ObservableCollection : calling OnCollectionChanged with multiple new items

Sonic Soul picture Sonic Soul · Jul 21, 2010 · Viewed 15k times · Source

please note that I am trying to use NotifyCollectionChangedAction.Add action instead of .Reset. the latter does work, but it is not very efficient with large collections.
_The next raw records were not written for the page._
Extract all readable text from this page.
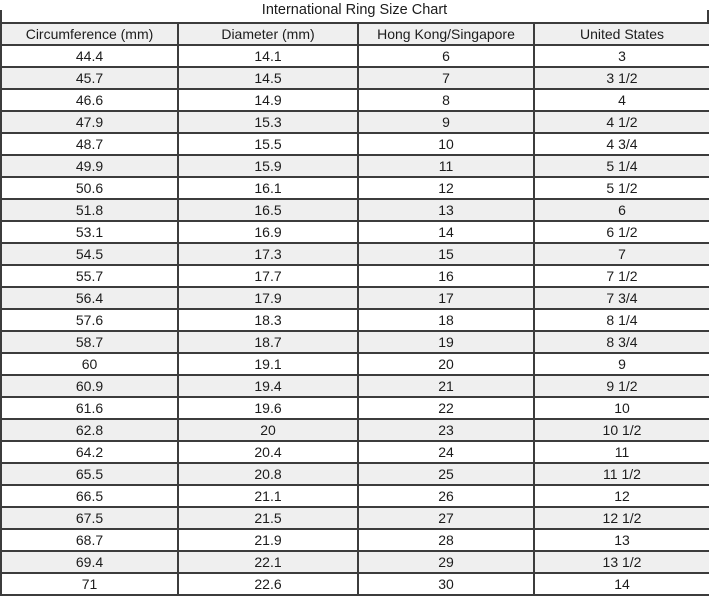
International Ring Size Chart
Circumference (mm)	Diameter (mm)	Hong Kong/Singapore	United States
44.4	14.1	6	3
45.7	14.5	7	3 1/2
46.6	14.9	8	4
47.9	15.3	9	4 1/2
48.7	15.5	10	4 3/4
49.9	15.9	11	5 1/4
50.6	16.1	12	5 1/2
51.8	16.5	13	6
53.1	16.9	14	6 1/2
54.5	17.3	15	7
55.7	17.7	16	7 1/2
56.4	17.9	17	7 3/4
57.6	18.3	18	8 1/4
58.7	18.7	19	8 3/4
60	19.1	20	9
60.9	19.4	21	9 1/2
61.6	19.6	22	10
62.8	20	23	10 1/2
64.2	20.4	24	11
65.5	20.8	25	11 1/2
66.5	21.1	26	12
67.5	21.5	27	12 1/2
68.7	21.9	28	13
69.4	22.1	29	13 1/2
71	22.6	30	14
so i subclassed ObservableCollection:

public class SuspendableObservableCollection<T> : ObservableCollection<T>

for some reason, this code:

private List<T> _cachedItems;
...

    public void FlushCache() {
        if (_cachedItems.Count > 0) {

        foreach (var item in _cachedItems)
            Items.Add(item);

        OnCollectionChanged(new NotifyCollectionChangedEventArgs(
            NotifyCollectionChangedAction.Add, (IList<T>)_cachedItems));
        }
    }

is throwing A collection Add event refers to item that does not belong to collection

this appears to be a bug in BCL ?

I can step through and see prior to calling OnCollectionChanged that new items are added to this.Items

WOW

just made a staggering discovery. None of these approaches worked for me (flush, addrange), because the error appears to be triggered ONLY if this collection is bound to my Listview!!
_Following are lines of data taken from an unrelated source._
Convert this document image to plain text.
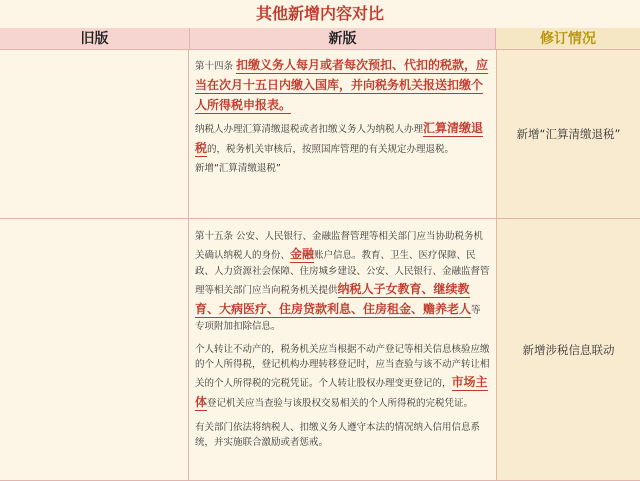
其他新增内容对比
旧版	新版	修订情况

第十四条 扣缴义务人每月或者每次预扣、代扣的税款，应当在次月十五日内缴入国库，并向税务机关报送扣缴个人所得税申报表。

纳税人办理汇算清缴退税或者扣缴义务人为纳税人办理汇算清缴退税的，税务机关审核后，按照国库管理的有关规定办理退税。

新增“汇算清缴退税”

新增“汇算清缴退税”

第十五条 公安、人民银行、金融监督管理等相关部门应当协助税务机关确认纳税人的身份、金融账户信息。教育、卫生、医疗保障、民政、人力资源社会保障、住房城乡建设、公安、人民银行、金融监督管理等相关部门应当向税务机关提供纳税人子女教育、继续教育、大病医疗、住房贷款利息、住房租金、赡养老人等专项附加扣除信息。

个人转让不动产的，税务机关应当根据不动产登记等相关信息核验应缴的个人所得税，登记机构办理转移登记时，应当查验与该不动产转让相关的个人所得税的完税凭证。个人转让股权办理变更登记的，市场主体登记机关应当查验与该股权交易相关的个人所得税的完税凭证。

有关部门依法将纳税人、扣缴义务人遵守本法的情况纳入信用信息系统，并实施联合激励或者惩戒。

新增涉税信息联动
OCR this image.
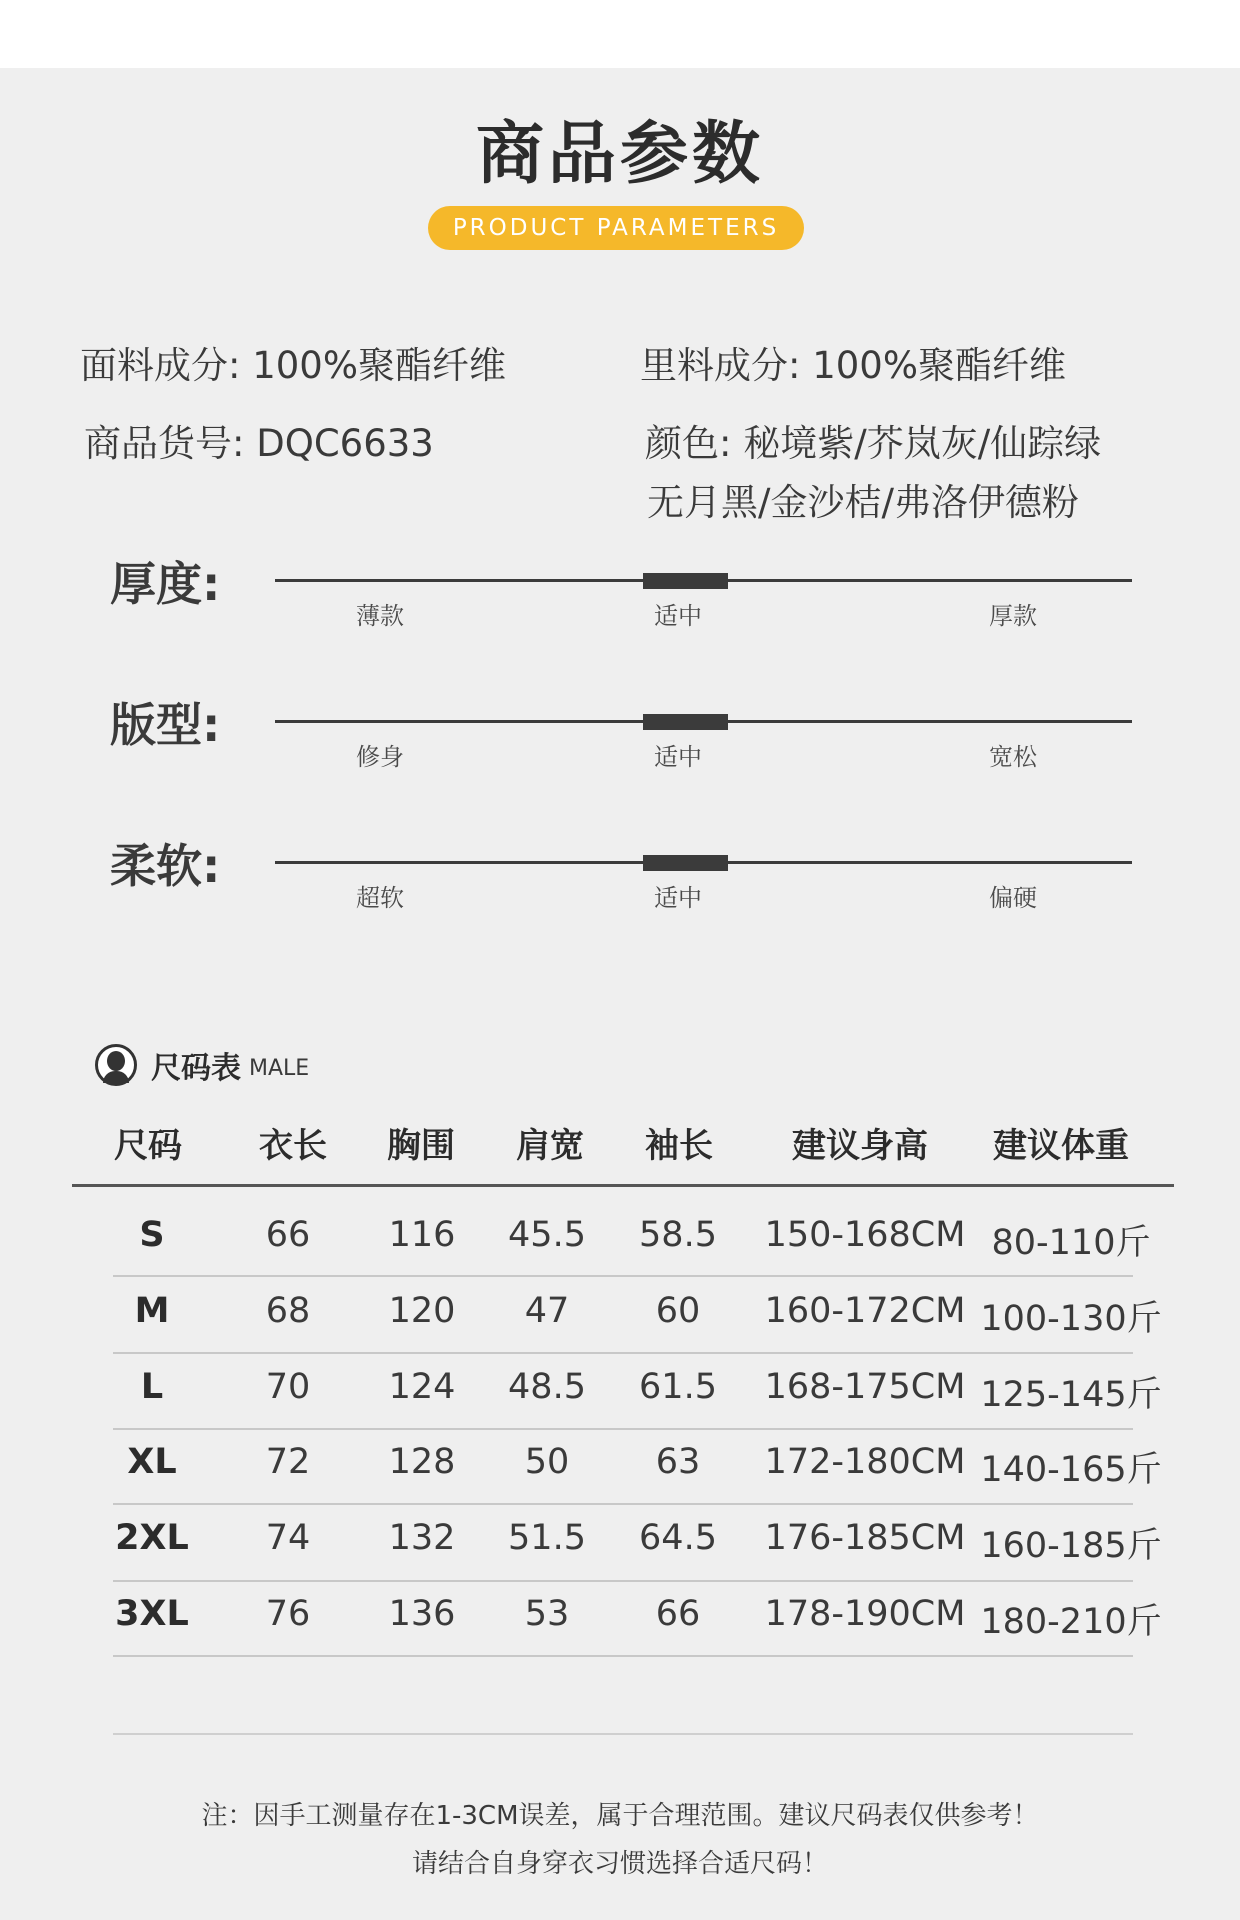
商品参数
PRODUCT PARAMETERS
面料成分: 100%聚酯纤维	里料成分: 100%聚酯纤维
商品货号: DQC6633	颜色: 秘境紫/芥岚灰/仙踪绿
无月黑/金沙桔/弗洛伊德粉
厚度:
薄款	适中	厚款
版型:
修身	适中	宽松
柔软:
超软	适中	偏硬
尺码表 MALE
尺码	衣长	胸围	肩宽	袖长	建议身高	建议体重
S	66	116	45.5	58.5	150-168CM 80-110斤
M	68	120	47	60	160-172CM 100-130斤
L	70	124	48.5	61.5	168-175CM 125-145斤
XL	72	128	50	63	172-180CM 140-165斤
2XL	74	132	51.5	64.5	176-185CM 160-185斤
3XL	76	136	53	66	178-190CM 180-210斤
注：因手工测量存在1-3CM误差，属于合理范围。建议尺码表仅供参考！
请结合自身穿衣习惯选择合适尺码！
TestObservableCollection<Trade> testCollection = new TestObservableCollection<Trade>();
List<Trade> testTrades = new List<Trade>();

for (int i = 0; i < 200000; i++) 
    testTrades.Add(t);

testCollection.AddRange(testTrades); // no problems here.. 
_trades.AddRange(testTrades); // this one is bound to ListView .. BOOOM!!!
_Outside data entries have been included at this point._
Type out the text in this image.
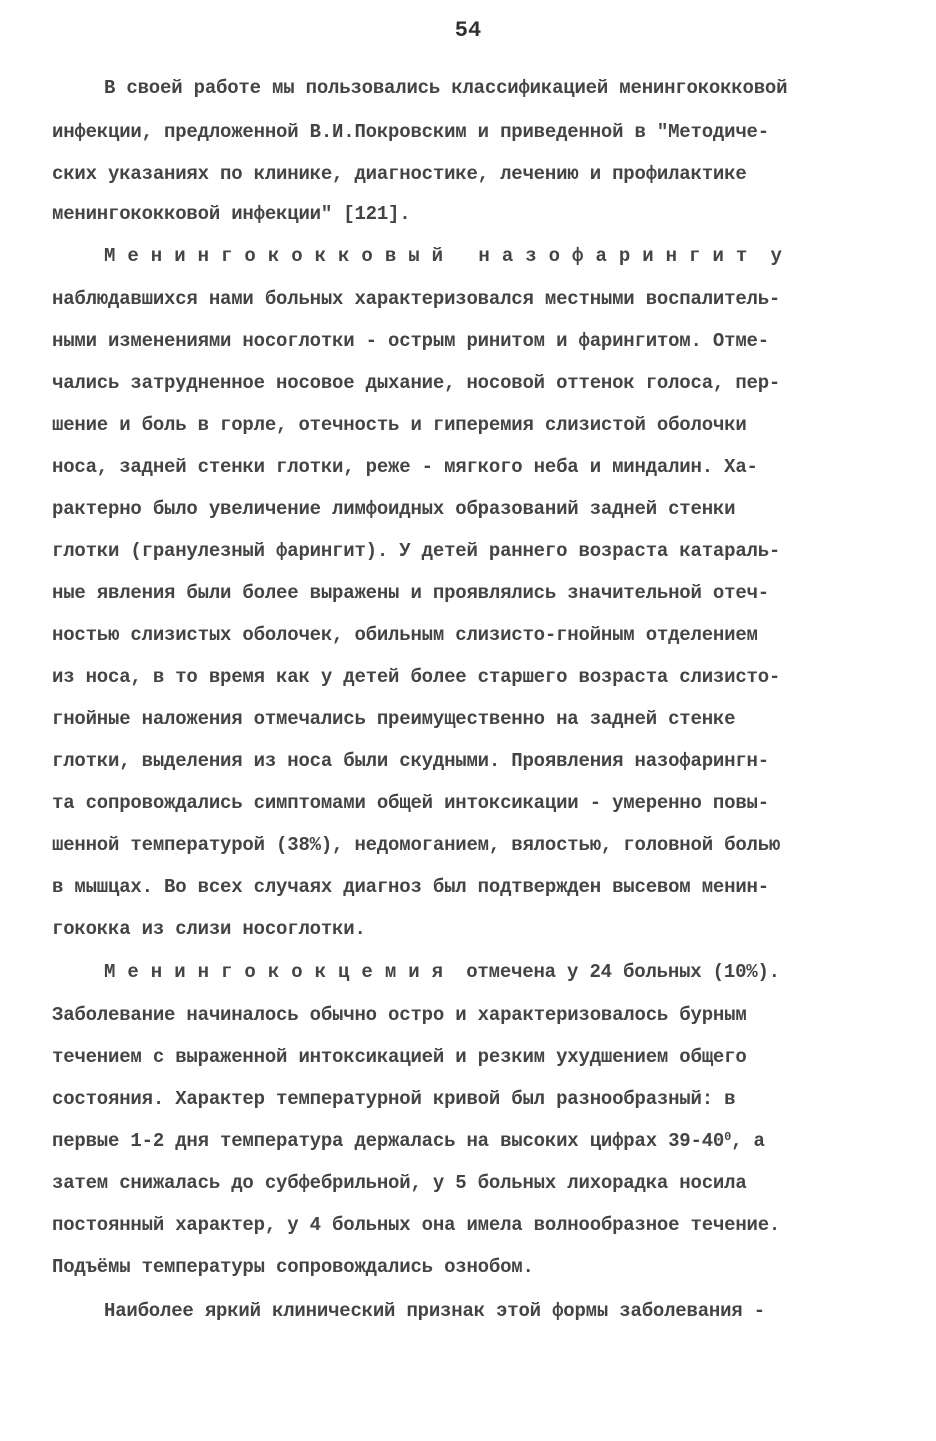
54
В своей работе мы пользовались классификацией менингококковой
инфекции, предложенной В.И.Покровским и приведенной в "Методиче-
ских указаниях по клинике, диагностике, лечению и профилактике
менингококковой инфекции" [121].
Менингококковый назофарингит у
наблюдавшихся нами больных характеризовался местными воспалитель-
ными изменениями носоглотки - острым ринитом и фарингитом. Отме-
чались затрудненное носовое дыхание, носовой оттенок голоса, пер-
шение и боль в горле, отечность и гиперемия слизистой оболочки
носа, задней стенки глотки, реже - мягкого неба и миндалин. Ха-
рактерно было увеличение лимфоидных образований задней стенки
глотки (гранулезный фарингит). У детей раннего возраста катараль-
ные явления были более выражены и проявлялись значительной отеч-
ностью слизистых оболочек, обильным слизисто-гнойным отделением
из носа, в то время как у детей более старшего возраста слизисто-
гнойные наложения отмечались преимущественно на задней стенке
глотки, выделения из носа были скудными. Проявления назофарингн-
та сопровождались симптомами общей интоксикации - умеренно повы-
шенной температурой (38%), недомоганием, вялостью, головной болью
в мышцах. Во всех случаях диагноз был подтвержден высевом менин-
гококка из слизи носоглотки.
Менингококцемия отмечена у 24 больных (10%).
Заболевание начиналось обычно остро и характеризовалось бурным
течением с выраженной интоксикацией и резким ухудшением общего
состояния. Характер температурной кривой был разнообразный: в
первые 1-2 дня температура держалась на высоких цифрах $39-40^0$, а
затем снижалась до субфебрильной, у 5 больных лихорадка носила
постоянный характер, у 4 больных она имела волнообразное течение.
Подъёмы температуры сопровождались ознобом.
Наиболее яркий клинический признак этой формы заболевания -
In conclusion, ObservableCollection does support adding incremental lists, but a ListView doesn't. Andyp figured out a workaround to make it work with CollectionView below, but since .Refresh() is called, that is no different than just calling OnCollectionChanged( .Reset )..

Answer

andyp picture andyp · Jul 21, 2010

you can implement AddRange() for the ObservableCollection like this as shown here:

public class RangeObservableCollection<T> : ObservableCollection<T>
{
    private bool _SuppressNotification;

    public override event NotifyCollectionChangedEventHandler CollectionChanged;

    protected virtual void OnCollectionChangedMultiItem(
        NotifyCollectionChangedEventArgs e)
    {
        NotifyCollectionChangedEventHandler handlers = this.CollectionChanged;
        if (handlers != null)
        {
            foreach (NotifyCollectionChangedEventHandler handler in 
                handlers.GetInvocationList())
            {
                if (handler.Target is CollectionView)
                    ((CollectionView)handler.Target).Refresh();
                else
                    handler(this, e);
            }
        }
    }

    protected override void OnCollectionChanged(NotifyCollectionChangedEventArgs e)
    {
        if (!_SuppressNotification)
        {
            base.OnCollectionChanged(e);
            if (CollectionChanged != null)
                CollectionChanged.Invoke(this, e);
        }
    }

    public void AddRange(IEnumerable<T> list)
    {
        if (list == null)
            throw new ArgumentNullException("list");

        _SuppressNotification = true;

        foreach (T item in list)
        {
            Add(item);
        }
        _SuppressNotification = false;

        OnCollectionChangedMultiItem(new NotifyCollectionChangedEventArgs(NotifyCollectionChangedAction.Add, list));
    }
}

UPDATE: After binding to ListBox I was seeing an InvalidOperationException too (same message you were seeing). According to this article that's because CollectionView doesn't support range actions. Luckily the article also supplies a solution (although it feels a little "hack-ish").

UPDATE 2: Added a fix that raises the overridden CollectionChanged event in the overridden implementation of OnCollectionChanged().